A faculty member's responsibility: Ignite student learning
I've been teaching Mass Communication classes for more than a decade; the last three years full time. Faculty colleagues often talk about how hard it is to ignite a love or desire of learning in students. Journal articles and speakers describe similarities and differences in the classroom between Baby Boomers, Generation X, Generation Y, Millenials, etc.
I'm not sure generalizations can be applied to college students by age or generation. In my experience, it comes down to: a level of maturity (not necessarily age in years), the drive to succeed, self-confidence, and positive encouragement from a faculty member.
In nearly every class I have taught, a small percentage of students lead the class in quality of work, attention to detail, meeting deadlines, etc. These students speak up in class frequently, visit with me after class and show me their work in progress seeking input and constructive criticism. These students also help others in class if they are asked, providing peer evaluation with honesty and tact.
There's also nearly always a small percentage of students in each class that just go through the motions, filling a transcript requirement. These students skip class frequently, perform poorly on projects and exams, and do just enough to earn a passing grade. They almost never speak up in class, rarely participate in peer evaluation, and are likely to be either dozing during a lecture or laughing at their laptop computer screens (reading email or facebook).
In the middle are the students who don't have a lot of confidence, but who want to succeed and maybe are too shy or insecure to ask for help. They turn assignments in on time, but often don't apply text and lecture concepts in projects. This group has some absenteeism, but usually for understandable reasons: family emergencies, illness, car problems, etc.
To be fair, all students probably have the same kinds of difficulties.
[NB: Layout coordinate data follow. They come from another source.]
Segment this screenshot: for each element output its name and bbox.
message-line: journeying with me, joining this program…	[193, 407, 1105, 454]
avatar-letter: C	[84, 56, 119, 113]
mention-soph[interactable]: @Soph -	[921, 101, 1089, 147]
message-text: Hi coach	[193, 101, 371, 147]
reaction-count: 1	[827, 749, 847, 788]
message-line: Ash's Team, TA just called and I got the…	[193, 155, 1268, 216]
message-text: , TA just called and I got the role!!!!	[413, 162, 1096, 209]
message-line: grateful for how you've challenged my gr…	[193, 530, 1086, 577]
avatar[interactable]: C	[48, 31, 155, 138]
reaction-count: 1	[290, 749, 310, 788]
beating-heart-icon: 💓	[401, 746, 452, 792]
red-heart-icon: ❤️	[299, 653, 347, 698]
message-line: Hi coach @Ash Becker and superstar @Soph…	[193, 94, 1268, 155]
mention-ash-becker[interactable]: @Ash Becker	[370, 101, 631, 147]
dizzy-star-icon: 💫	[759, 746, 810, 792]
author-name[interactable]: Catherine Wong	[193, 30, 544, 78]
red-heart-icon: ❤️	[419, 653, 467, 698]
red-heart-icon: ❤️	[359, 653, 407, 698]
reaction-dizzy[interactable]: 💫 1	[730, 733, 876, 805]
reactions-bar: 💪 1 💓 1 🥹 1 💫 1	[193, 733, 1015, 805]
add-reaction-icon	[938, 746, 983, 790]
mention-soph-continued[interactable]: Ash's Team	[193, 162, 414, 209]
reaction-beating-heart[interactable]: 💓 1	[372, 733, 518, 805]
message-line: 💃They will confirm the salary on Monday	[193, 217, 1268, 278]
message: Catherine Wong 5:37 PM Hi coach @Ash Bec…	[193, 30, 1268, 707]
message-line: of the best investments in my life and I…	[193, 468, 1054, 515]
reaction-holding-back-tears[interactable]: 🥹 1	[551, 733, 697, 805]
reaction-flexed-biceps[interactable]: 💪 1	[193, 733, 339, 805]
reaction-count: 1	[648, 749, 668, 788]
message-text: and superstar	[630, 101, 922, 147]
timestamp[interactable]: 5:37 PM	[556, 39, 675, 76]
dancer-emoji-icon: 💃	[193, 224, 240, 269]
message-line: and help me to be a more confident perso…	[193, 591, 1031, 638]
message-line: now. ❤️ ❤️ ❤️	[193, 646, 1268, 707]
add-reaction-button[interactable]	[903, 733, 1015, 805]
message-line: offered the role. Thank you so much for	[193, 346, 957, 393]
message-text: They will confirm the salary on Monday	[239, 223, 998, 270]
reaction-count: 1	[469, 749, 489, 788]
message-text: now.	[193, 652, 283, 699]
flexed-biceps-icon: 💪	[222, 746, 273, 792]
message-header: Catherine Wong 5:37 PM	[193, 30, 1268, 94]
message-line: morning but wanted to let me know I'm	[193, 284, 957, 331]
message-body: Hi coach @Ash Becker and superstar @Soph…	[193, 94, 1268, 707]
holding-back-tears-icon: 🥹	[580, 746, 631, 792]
They get sick, have family crises or automobile break-downs. I just don't hear about them.
The top students don't make excuses. When difficulties arise in their lives, they find ways to deal with them and still excel in class. The bottom students miss class and deadlines and don't bother to explain themselves.
The professor's temptation is to spend more time and attention on students who excel, give limited attention to those in the middle and avoid or neglect those that lag behind. With a little rearranging of my effort, I find I can improve classroom performance overall. After the second or third week of a semester, I have a pretty good idea of where my students fit in my arbitrary three categories.
It may be unfair to label students and categorize them. Sometimes students surprise me and move from category to category. Nonetheless, it helps me to try to identify the students who need and deserve more of my time and attention.
I spend a little more time with bottom-dwellers, to see if I can find a way to ignite their desire to succeed. Once in awhile I make a connection and help a student move to a more active, productive role. More often than not, though, it is only the student who can realize their situation and make a decision to be more serious about their education.
The top students will usually forge ahead with or without extra attention from the professor. A few moments before or after class is enough to keep them moving.
It took awhile to realize this: spend more time with the students in the middle and help them realize their potential and move them to truly want to do good work. Sometimes I arrange an office meeting, and just listen to what they are thinking. I may ask about their career plans, and devise a plan to help move them toward their goals. Once they know someone cares about the quality of their work, they try harder. A well-timed kind word of encouragement can make a lot of difference to most students. It seems an oversimplification, but I cannot overestimate the power of sentences like, "I believe in you," or "I have high expectations for you," or "I know you will go far."
Maybe this idea has been studied and written about in education-pedagogy-curriculum journals. As a relatively new member of the faculty, I came from professional practice. I hold a doctorate degree but have never taken a course in classroom management or student motivation. I received help from my colleagues on text choices, syllabi, testing procedures, and the like, but had to find my own way developing my approach to building supportive, productive relationships with students.
A good portion of a faculty member's job is delivering class content and ensuring students receive that information. Perhaps as important is the faculty member's responsibility to manage the classroom environment, and help students to achieve at the highest level they can, or care to.
Many colleges and universities have a flame or light as part of their logo. This element refers to the perpetual flame of enlightenment or knowledge. Appropriately, the responsibility to ignite this flame and to keep it burning is a shared responsibility between the student and the faculty member. Both should take it seriously.